Imagine you can’t land a major manufacturer and end up with one no-one’s heard of and who’s quality cannot be relied on? How are you supposed to sell lots of shirts? If you can’t sell shirts forget getting a high profile retailer willing to stock the jerseys.

It’s a bad time to be without these things.

The club’s negotiating position is horrendously weak.

Everyone knows they are skint. Sports Direct will get the retail deal; that’s almost certain. And they know that without it, and with the clock ticking, the club will be unlikely to get a good one anywhere else. The shirt manufacturer may or may not be Puma, but the relationship with that sportswear firm has been shattered by last season’s Dave King hissy-fit. If they do sign on for another campaign it won’t be at improved terms.

Ideally, a club would want those things taken care of before the campaign ends.

I expect Sevco to get it done on time … but there’s no pot of gold here, no matter what some claim.

Season Ticket Forms Are Going Out Soon And Sevco Fans Have A Lot Of Doubts.

Celtic fans will be asked to purchase season tickets soon.

We know roughly what we’re being asked to spend the money on in the next campaign. The manager will still be here. He’ll try to keep the best players we have, and I actually expect guys like Dembele to start the Champions League qualifiers. And if they stay for that I think they’ll stay the distance.

Sevco fans are being asked to buy the ultimate pig in a poke.

Uncertainty abounds over who their manager will be, what his team will look like, what their level of ambition is, and even with the best will in the world many of them are going to see the possibility of Graeme Murty at the club as a huge risk.

If he’s still not been confirmed one way or another, what are they being asked to buy into?

Material uncertainty stalks that club and even in perfect conditions they need to sell a lot of those seasons tickets right off the bat, because Close Brothers are getting paid from the take and they will not wait around or extend their payment deadline.

If UEFA is investigating the club’s finances – and even in the best case scenario they are likely to impose a “break even” requirement on Sevco, which will be devastating to any grand delusions the fans are likely to have – then the party might be over before it even starts.

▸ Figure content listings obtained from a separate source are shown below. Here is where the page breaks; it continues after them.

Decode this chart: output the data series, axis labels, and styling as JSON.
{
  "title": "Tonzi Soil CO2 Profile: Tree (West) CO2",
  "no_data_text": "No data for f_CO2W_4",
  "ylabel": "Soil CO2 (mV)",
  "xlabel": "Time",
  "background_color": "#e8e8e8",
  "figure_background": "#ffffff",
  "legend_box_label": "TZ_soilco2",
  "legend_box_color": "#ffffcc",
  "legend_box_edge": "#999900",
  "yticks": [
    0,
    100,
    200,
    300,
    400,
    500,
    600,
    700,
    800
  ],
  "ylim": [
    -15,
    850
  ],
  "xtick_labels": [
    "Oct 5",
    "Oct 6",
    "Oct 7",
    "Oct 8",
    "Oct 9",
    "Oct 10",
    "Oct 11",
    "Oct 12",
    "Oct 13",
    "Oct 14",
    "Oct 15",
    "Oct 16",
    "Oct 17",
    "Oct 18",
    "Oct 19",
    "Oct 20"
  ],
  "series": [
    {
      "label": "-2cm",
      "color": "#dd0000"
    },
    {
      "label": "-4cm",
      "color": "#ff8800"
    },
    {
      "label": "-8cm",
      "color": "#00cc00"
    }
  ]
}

This is a lot to sort out in a very short time and even the best run business might well struggle with all of these requirements and all these deals to get over the line. Nothing good will come of all this; none of their new contracts or agreements will be at premium levels because nobody pays big bucks for all this ambiguity, and especially not to a company that is on the record as being desperate for money, and depending on loans to survive.

The timing of it all is horrendous, and the situation will not improve as the countdown clocks tick down.